Andiamo con ordine. Domenica pomeriggio alle sette finiamo di stampare in casa le prime prove di biglietti da visita, ci vestiamo di corsa e di corsa raggiungiamo Friedrichshain dove gli amici de Il Mitte hanno organizzato l’ “Erste Il Mitte Party” in un localino che chiamare “intimo” sarebbe un eufemismo. Valerio ed Elena hanno fatto la danza del sole e qualcuno li ha ascoltati. É una serata di sole, non calda (siamo a Berlino, ci mancherebbe) ma piacevole, di nuvole neanche l’ombra e per fortuna perché il party è un successo, ci sono più di un centinaio di persone che giovialmente chiacchierano, si conoscono sul marciapiede e fanno avanti e dietro dal bancone del bar tra un Augustiner in bottiglia e una Berliner alla spina.

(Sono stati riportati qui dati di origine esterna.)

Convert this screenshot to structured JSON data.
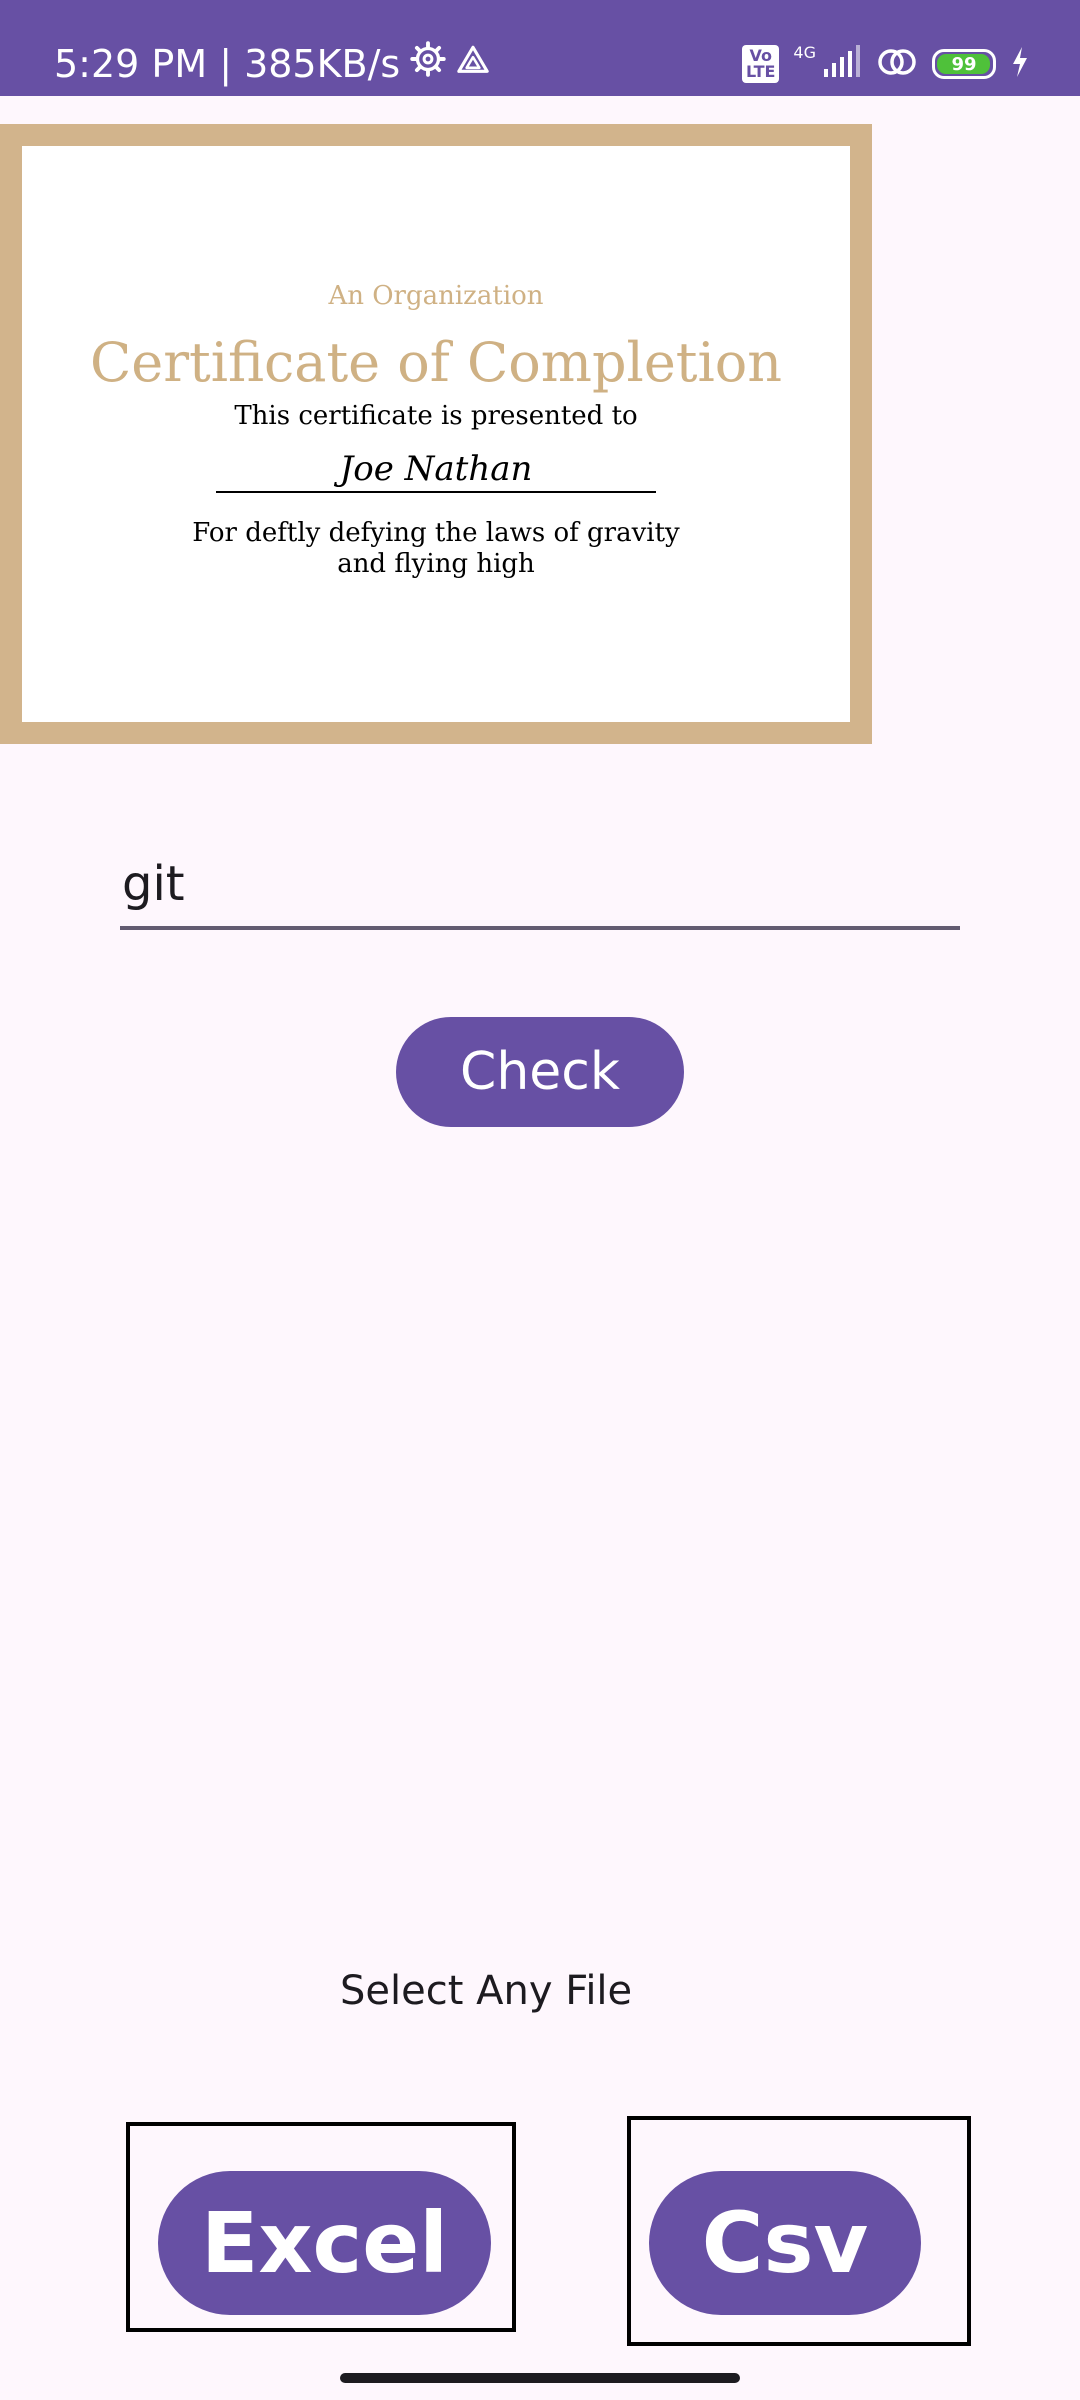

Valerio chiede un momento di attenzione e presenta “Il Mitte”. Tutti educatamente interrompono le proprie chiacchiere ed ascoltano con interesse le parole del direttore che saluta, ringrazia, racconta e risaluta, emozionato ma sicuro di sé perché il progetto che Elena e lui hanno creato è forte, intelligente e serio. Ritorniamo alle chiacchiere, Ale parla con Elena, io esco e trovo il direttore che parla con una ragazza piccolina dai capelli neri e gli occhi vispi. Come mio solito mi inserisco, non invitato, nella conversazione e dopo qualche frase di circostanza, rimasto solo con Barbara, sto già sproloquiando entusiasta sul nostro progetto e su quanto non vediamo l’ora di partire dopo un mese e mezzo di atrofia cerebrale causata dal ripetitivo e faticoso (per quanto assolutamente divertente e remunerativo) lavoro in una gigantesca Pizzeria del centro.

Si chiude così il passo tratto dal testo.